Several years ago, dive instructor Rich Hopkins witnessed something that has stuck with him to this day. While diving in Woahink Lake in Oregon, United States, he became startled by a large object that was strikingly out-of-place in the underwater environment: a large household recliner chair that had been dumped by a local community member. Every time he dived that site, the sight of the submerged recliner irritated him to no end. He had no idea how to get it out of the lake, or if he did, what to do with it. Over time, he noticed more and more trash in his beloved lake. He resolved to take action.
Recently, Rich was leading a small group of student Dive Master Candidates (DMCs) through a series of scuba training activities, and an idea sparked. As part of the students’ training, they were required to do an underwater dive site mapping project to document the lake landscape, underwater features, locations and any stationary objects. Rich saw the perfect opportunity to use his students’ dive mapping project for good – he tasked them with mapping Woahink Lake’s natural underwater features and any large marine debris items in the area. His students couldn’t be more thrilled to utilize their training assignment to create a positive impact for their local dive site.

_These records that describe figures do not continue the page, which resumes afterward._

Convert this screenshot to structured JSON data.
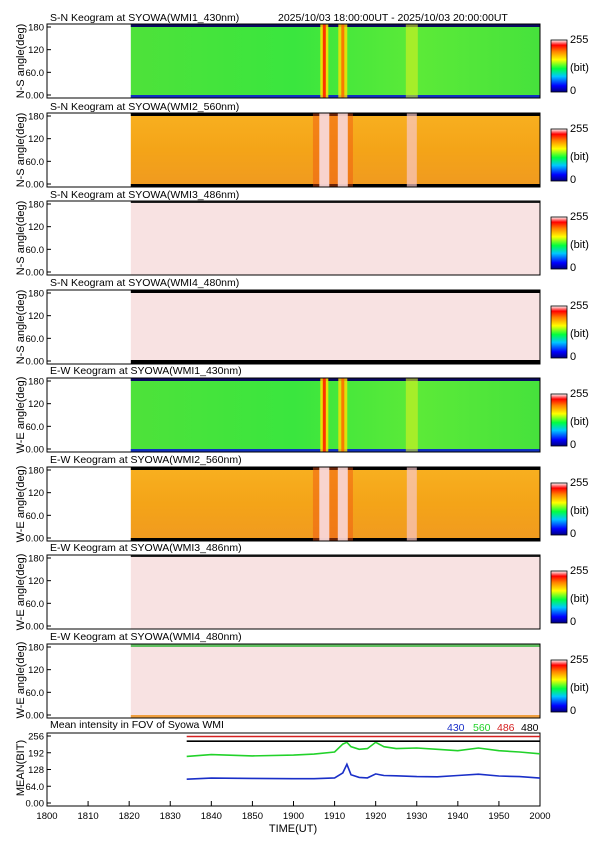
{
  "header": {
    "time_range": "2025/10/03 18:00:00UT - 2025/10/03 20:00:00UT"
  },
  "panels": [
    {
      "title": "S-N Keogram at SYOWA(WMI1_430nm)",
      "ylabel": "N-S angle(deg)",
      "style": "green"
    },
    {
      "title": "S-N Keogram at SYOWA(WMI2_560nm)",
      "ylabel": "N-S angle(deg)",
      "style": "orange"
    },
    {
      "title": "S-N Keogram at SYOWA(WMI3_486nm)",
      "ylabel": "N-S angle(deg)",
      "style": "pale"
    },
    {
      "title": "S-N Keogram at SYOWA(WMI4_480nm)",
      "ylabel": "N-S angle(deg)",
      "style": "pale-dark"
    },
    {
      "title": "E-W Keogram at SYOWA(WMI1_430nm)",
      "ylabel": "W-E angle(deg)",
      "style": "green"
    },
    {
      "title": "E-W Keogram at SYOWA(WMI2_560nm)",
      "ylabel": "W-E angle(deg)",
      "style": "orange"
    },
    {
      "title": "E-W Keogram at SYOWA(WMI3_486nm)",
      "ylabel": "W-E angle(deg)",
      "style": "pale"
    },
    {
      "title": "E-W Keogram at SYOWA(WMI4_480nm)",
      "ylabel": "W-E angle(deg)",
      "style": "pale-edge"
    }
  ],
  "keogram_yticks": [
    "180",
    "120",
    "60.0",
    "0.00"
  ],
  "colorbar": {
    "max_label": "255",
    "unit_label": "(bit)",
    "min_label": "0"
  },
  "colors": {
    "blue_430": "#1a2fc8",
    "green_560": "#22d22a",
    "red_486": "#d62020",
    "black_480": "#000000"
  },
  "chart_data": {
    "type": "line",
    "title": "Mean intensity in FOV of Syowa WMI",
    "ylabel": "MEAN(BIT)",
    "xlabel": "TIME(UT)",
    "xlim": [
      1800,
      2000
    ],
    "ylim": [
      0,
      256
    ],
    "xticks": [
      "1800",
      "1810",
      "1820",
      "1830",
      "1840",
      "1850",
      "1900",
      "1910",
      "1920",
      "1930",
      "1940",
      "1950",
      "2000"
    ],
    "yticks": [
      "256",
      "192",
      "128",
      "64.0",
      "0.00"
    ],
    "data_start": 1834,
    "x": [
      1834,
      1840,
      1850,
      1900,
      1905,
      1910,
      1912,
      1913,
      1914,
      1916,
      1918,
      1920,
      1922,
      1925,
      1930,
      1935,
      1940,
      1945,
      1950,
      1955,
      2000
    ],
    "series": [
      {
        "name": "430",
        "color": "#1a2fc8",
        "values": [
          91,
          95,
          94,
          93,
          93,
          96,
          115,
          148,
          108,
          98,
          96,
          111,
          105,
          104,
          101,
          100,
          105,
          110,
          103,
          101,
          95
        ]
      },
      {
        "name": "560",
        "color": "#22d22a",
        "values": [
          178,
          185,
          180,
          183,
          187,
          195,
          225,
          232,
          215,
          205,
          208,
          232,
          215,
          208,
          210,
          205,
          200,
          210,
          200,
          195,
          188
        ]
      },
      {
        "name": "486",
        "color": "#d62020",
        "values": [
          254,
          254,
          254,
          254,
          254,
          254,
          254,
          254,
          254,
          254,
          254,
          254,
          254,
          254,
          254,
          254,
          254,
          254,
          254,
          254,
          254
        ]
      },
      {
        "name": "480",
        "color": "#000000",
        "values": [
          236,
          236,
          236,
          236,
          236,
          236,
          236,
          236,
          236,
          236,
          236,
          236,
          236,
          236,
          236,
          236,
          236,
          236,
          236,
          236,
          236
        ]
      }
    ]
  }
}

Collaborating with his dive center staff and colleagues at Eugene Skin Divers Supply, Rich organized a community event and Dive Against Debris™ survey to tackle 16 of the most challenging marine debris items in his local lake – including the recliner chair! Thanks to the exceptional skills of Rich’s student DMCs and the accurate and elaborate underwater mapping provided, the group of volunteers was able to prepare necessary equipment and secure properly trained dive leaders to help prioritize removal of debris items with logistics, visibility and safety in mind. With the help of 24 divers and 7 onshore supporting volunteers, Rich and his DMCs removed 637 debris items totalling 3,195 pounds!
The results of Rich and his volunteer group’s effort are astounding. With a little help from the local community and some advance planning through his DMCs mapping project, he was able to tackle even the toughest marine debris.
Rich shares, “I encourage any scuba instructor to find ways to implement Project AWARE activities into their classes, because it can and will make a difference. Remember, even the smallest effort can have a big impact.”